Musical performance is, in every case, a bodying forth of energy. Though it might rely on electrical or electronic means, it is, at bottom, a physical act. We do it with our hands, our limbs, our voices — at some point or other, we bring the sound into existence.

Though taken out of context (he was talking about working on a typewriter as opposed to writing everything out longhand), I think Nietzsche’s remark describes the condition under which music is played.

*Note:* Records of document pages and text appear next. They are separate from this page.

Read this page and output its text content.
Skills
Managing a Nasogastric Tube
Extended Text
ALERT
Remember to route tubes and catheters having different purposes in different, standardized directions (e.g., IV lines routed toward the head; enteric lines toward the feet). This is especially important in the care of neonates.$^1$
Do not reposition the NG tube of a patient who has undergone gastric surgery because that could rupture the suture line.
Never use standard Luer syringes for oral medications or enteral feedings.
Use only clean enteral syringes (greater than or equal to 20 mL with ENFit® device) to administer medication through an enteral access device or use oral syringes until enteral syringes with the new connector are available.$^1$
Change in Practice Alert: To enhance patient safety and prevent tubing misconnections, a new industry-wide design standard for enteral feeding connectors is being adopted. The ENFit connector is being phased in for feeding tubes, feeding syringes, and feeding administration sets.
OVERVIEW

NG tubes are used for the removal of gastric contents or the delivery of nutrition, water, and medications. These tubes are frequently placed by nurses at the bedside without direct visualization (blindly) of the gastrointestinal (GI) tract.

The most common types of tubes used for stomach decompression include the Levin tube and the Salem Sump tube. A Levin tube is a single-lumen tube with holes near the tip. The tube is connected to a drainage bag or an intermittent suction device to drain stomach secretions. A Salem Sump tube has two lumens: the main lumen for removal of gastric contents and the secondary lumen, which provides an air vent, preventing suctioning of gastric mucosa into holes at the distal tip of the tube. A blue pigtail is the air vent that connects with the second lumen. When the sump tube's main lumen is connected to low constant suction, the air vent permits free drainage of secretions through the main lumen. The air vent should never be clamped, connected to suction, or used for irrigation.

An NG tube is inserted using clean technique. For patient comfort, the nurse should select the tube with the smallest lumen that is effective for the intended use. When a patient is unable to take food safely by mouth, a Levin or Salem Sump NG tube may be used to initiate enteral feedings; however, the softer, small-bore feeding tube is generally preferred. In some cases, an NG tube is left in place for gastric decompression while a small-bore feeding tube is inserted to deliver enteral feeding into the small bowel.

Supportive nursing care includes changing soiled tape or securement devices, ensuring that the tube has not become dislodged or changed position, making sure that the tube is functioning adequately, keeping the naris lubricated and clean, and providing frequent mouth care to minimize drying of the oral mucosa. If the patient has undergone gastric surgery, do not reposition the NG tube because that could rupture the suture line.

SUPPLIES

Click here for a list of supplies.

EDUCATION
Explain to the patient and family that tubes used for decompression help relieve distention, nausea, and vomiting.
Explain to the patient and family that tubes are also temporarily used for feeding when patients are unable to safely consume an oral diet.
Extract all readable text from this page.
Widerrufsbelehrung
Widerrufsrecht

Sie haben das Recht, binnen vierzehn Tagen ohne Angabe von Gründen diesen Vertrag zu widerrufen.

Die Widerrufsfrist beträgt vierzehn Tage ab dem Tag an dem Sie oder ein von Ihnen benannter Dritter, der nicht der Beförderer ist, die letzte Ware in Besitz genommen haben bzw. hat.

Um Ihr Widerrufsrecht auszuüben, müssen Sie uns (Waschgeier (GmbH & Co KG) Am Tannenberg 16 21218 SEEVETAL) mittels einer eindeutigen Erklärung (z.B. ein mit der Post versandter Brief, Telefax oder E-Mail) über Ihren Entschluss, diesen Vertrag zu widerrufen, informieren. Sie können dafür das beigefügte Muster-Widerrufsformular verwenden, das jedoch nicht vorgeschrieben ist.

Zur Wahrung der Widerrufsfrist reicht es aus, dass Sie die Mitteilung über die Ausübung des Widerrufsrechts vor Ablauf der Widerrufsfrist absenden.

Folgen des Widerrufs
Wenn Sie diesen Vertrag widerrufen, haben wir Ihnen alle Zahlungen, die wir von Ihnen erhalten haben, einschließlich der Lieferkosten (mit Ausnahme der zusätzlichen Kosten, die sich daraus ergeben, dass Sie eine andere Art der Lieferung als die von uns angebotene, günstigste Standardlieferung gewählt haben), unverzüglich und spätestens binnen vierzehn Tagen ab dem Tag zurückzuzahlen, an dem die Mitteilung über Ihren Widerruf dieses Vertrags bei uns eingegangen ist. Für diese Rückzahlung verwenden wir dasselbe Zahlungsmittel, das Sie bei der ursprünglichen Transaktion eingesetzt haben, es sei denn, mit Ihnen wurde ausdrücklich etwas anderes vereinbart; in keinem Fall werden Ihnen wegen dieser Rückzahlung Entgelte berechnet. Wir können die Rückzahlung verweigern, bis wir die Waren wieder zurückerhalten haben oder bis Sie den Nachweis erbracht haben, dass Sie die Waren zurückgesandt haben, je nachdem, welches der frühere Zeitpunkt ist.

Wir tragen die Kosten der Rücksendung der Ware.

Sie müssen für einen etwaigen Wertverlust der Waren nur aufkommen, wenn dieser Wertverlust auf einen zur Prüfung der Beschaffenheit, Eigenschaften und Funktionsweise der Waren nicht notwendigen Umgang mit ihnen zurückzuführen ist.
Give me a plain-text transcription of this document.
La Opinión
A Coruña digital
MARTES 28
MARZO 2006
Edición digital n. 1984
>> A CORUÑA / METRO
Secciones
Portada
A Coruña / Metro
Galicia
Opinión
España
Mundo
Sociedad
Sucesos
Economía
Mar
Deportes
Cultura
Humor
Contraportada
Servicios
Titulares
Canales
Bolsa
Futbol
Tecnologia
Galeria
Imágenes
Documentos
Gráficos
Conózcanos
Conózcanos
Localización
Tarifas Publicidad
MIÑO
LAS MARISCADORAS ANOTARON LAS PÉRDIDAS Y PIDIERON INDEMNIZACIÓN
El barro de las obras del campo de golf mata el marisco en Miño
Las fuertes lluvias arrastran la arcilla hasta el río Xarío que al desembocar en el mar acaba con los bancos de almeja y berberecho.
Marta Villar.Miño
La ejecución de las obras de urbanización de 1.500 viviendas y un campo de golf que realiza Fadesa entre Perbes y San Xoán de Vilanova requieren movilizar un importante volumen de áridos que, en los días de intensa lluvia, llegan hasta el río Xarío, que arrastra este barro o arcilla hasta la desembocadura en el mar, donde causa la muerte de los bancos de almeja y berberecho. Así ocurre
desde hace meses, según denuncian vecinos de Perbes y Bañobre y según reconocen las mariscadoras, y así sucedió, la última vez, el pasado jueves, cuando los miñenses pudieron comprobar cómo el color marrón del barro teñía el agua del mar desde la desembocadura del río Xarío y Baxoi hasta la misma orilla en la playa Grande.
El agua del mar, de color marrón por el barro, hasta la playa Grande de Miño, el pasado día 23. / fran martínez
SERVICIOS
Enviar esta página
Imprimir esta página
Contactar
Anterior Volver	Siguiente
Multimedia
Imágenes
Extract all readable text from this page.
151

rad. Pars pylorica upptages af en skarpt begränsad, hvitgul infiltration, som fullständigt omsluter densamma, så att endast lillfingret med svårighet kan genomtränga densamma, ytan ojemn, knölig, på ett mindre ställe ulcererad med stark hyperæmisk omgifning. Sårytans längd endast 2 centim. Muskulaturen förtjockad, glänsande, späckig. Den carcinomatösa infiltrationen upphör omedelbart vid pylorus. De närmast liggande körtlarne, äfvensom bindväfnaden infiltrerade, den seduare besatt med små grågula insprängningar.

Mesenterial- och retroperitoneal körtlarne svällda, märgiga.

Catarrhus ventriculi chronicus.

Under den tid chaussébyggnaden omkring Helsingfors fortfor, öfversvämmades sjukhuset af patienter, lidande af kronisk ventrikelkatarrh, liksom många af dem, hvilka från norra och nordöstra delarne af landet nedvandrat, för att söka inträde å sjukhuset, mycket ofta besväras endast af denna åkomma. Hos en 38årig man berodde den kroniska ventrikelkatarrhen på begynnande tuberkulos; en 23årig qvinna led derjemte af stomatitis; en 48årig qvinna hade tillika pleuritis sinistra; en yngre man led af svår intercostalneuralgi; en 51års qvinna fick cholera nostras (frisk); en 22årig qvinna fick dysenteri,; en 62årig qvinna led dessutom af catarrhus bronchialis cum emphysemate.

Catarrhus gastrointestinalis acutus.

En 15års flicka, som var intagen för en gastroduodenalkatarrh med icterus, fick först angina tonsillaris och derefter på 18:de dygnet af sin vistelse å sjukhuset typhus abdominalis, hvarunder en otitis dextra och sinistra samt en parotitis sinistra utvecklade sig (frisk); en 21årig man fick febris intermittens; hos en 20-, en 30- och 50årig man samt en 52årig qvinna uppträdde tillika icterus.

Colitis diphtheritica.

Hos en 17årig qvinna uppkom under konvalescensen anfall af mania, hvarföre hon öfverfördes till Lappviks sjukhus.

For example, I play a drum kit, not hand percussion or any other percussion instruments. I have at my usual disposal a snare drum, a kick drum, two rack toms, a hi-hat, two crash cymbals, and two ride cymbals. I strike these items with sticks, except for the hi-hat and kick, which are pedal-driven (or both struck and pedal-driven in the hi-hat’s case).
All the noises I make are derived from a combination of my body and the preceding array. Therefore, I can, within the limits of my mind, strength, and dexterity, strike any combination of these items simultaneously or in succession, in any order, at any volume. On the other hand, I can refrain from striking any or all of them as I see fit. The subsequent fitness results from my choices.

Those choices are guided by the energy at my disposal, from my personal fitness, the sounds of my drum kit, and the fitness and sounds of my collaborators. Collectively, the energy will be, by definition, greater than its contributing parts. If we are to remain humble and effective in the face of music, we must keep this result in mind at all times: no single collaborative expression is more important than any other.